Adli yıl açılış töreninde Türkiye Barolar Birliği Başkanı Metin Feyzioğlu hükümeti eleştirdi; "çoğunluğun azınlığa tahakküm etmemesi gerektiğini" söyledi.
Demokrasinin sandıktan sandığa oy vermekle sınırlı bir rejim olmadığını ifade ederken, "Hukuk kurallarını uygulayanlar daima özgürlükçü pencereden bakar; çünkü demokratik hukuk devletinde özgürlükler esas, özgürlüklerin kısıtlanması ise istisnadır" dedi. Böyle konuşan bir kişinin Danıştay'ın başörtülü avukat kararını eleştirmesi bir çelişki değil mi? Hani özgürlükçü pencereden bakmak gerekirdi!
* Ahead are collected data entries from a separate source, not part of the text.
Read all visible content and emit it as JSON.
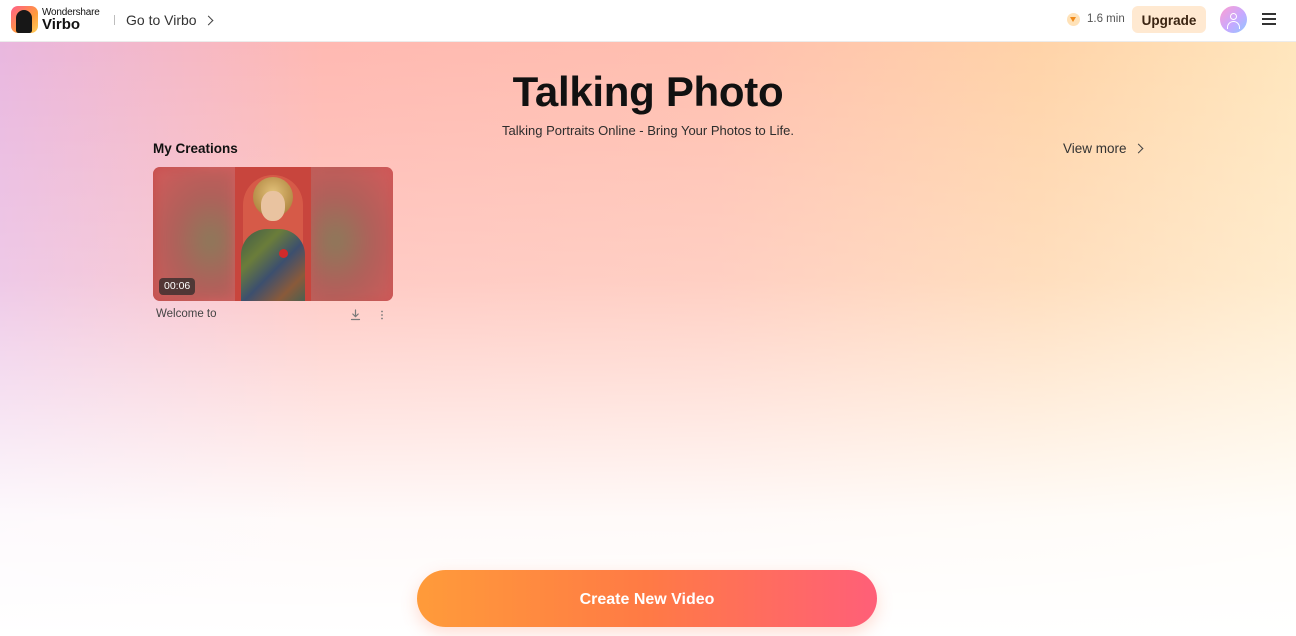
{
  "header": {
    "brand_small": "Wondershare",
    "brand_name": "Virbo",
    "goto_label": "Go to Virbo",
    "credits": "1.6 min",
    "upgrade_label": "Upgrade",
    "icons": [
      "virbo-logo-icon",
      "chevron-right-icon",
      "credit-icon",
      "user-avatar-icon",
      "hamburger-menu-icon"
    ]
  },
  "hero": {
    "title": "Talking Photo",
    "subtitle": "Talking Portraits Online - Bring Your Photos to Life."
  },
  "creations": {
    "section_title": "My Creations",
    "view_more_label": "View more",
    "items": [
      {
        "name": "Welcome to",
        "duration": "00:06",
        "icons": [
          "download-icon",
          "more-vertical-icon"
        ]
      }
    ]
  },
  "actions": {
    "create_label": "Create New Video"
  },
  "colors": {
    "accent_start": "#ff9b3a",
    "accent_end": "#ff5f78",
    "upgrade_bg": "#ffe9d1"
  }
}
Hani özgürlüklerin kısıtlanması istisnaydı!
Kısa bir hatırlatma yapmak istiyorum: Avukatlık Yasası'nın 49'uncu maddesi uyarınca, avukatların resmi kılık ve kıyafetlerini belirleme yetkisi Türkiye Barolar Birliği'ne ait. Barolar Birliği, başörtülü avukatların duruşmaya girmesini yasaklıyordu.
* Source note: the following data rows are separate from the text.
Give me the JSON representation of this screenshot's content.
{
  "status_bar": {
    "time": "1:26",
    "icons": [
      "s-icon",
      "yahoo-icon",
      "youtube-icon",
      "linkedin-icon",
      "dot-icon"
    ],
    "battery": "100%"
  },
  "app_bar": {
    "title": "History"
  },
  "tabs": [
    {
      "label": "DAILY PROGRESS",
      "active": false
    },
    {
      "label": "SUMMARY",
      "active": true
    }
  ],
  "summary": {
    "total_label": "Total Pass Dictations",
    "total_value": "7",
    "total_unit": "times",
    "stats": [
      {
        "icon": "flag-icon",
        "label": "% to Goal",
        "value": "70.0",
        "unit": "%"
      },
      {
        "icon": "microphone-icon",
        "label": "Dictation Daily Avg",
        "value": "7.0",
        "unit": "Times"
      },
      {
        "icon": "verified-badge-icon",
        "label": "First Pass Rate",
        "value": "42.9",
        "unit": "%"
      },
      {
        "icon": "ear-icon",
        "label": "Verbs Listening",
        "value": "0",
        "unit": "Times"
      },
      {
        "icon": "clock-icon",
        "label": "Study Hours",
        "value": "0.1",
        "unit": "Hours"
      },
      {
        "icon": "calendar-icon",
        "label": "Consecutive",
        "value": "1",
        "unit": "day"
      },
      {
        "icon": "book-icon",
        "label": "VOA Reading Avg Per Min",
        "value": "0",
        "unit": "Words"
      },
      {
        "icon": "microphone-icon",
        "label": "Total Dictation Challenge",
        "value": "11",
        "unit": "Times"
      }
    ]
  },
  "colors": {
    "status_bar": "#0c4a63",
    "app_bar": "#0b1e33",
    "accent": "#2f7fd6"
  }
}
Danıştay 8. Dairesi, 5.11.2012'de, avukatlık mesleğinin bir serbest meslek olduğu vurgusunu yaparak, kararın yürütmesini durdurdu.
Feyzioğlu, avukatların kamu görevi ifa ettiklerinden hareketle, Danıştay kararını bir rejim sorunu olarak değerlendirdi:
"Avukatların dini sembollerle duruşmalara girip, yargısal faaliyetlere katılmaları, yargının diğer kurucu unsuru olan hâkim ve savcıların dini semboller kullanarak yargılama yapmalarının önünün açılması anlamına gelir" diye konuştu.
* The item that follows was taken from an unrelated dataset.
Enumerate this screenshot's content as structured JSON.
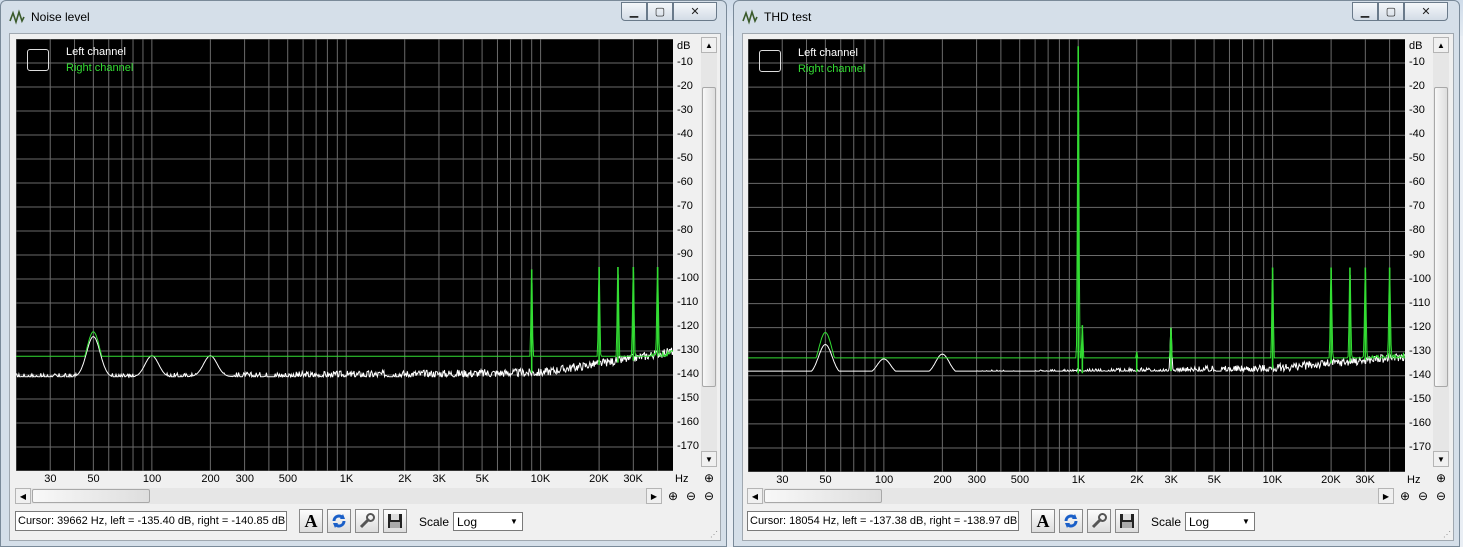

Adli yılın başlaması sebebiyle düzenlenen törene Adalet Bakanı Sadullah Ergin de katılmıştı; Feyzioğlu'na cevap verdi. Aynen şöyle dedi: "Doğrudur, demokrasiler çoğulcu oldukları takdirde kıymetlidir.
Ama Sayın Barolar Birliği Başkanı kendi oturdukları koltuğa çoğunlukçu bir seçim sistemiyle gelmiştir. 79 vilayette yapılan seçimlerde % 50 oy alan liste, Genel Kurul delegelerinin tamamını alarak seçilmiştir ve çoğulculuğa asla kapı aralamayan bir sistemdir... Bir yandan inanç özgürlüğünü savunduklarını ifade ederken, diğer yandan Danıştay'ın, başörtülü avukatların önünü açan kararını da eleştirmekte ve hazmedemediklerini ifade etmektedirler."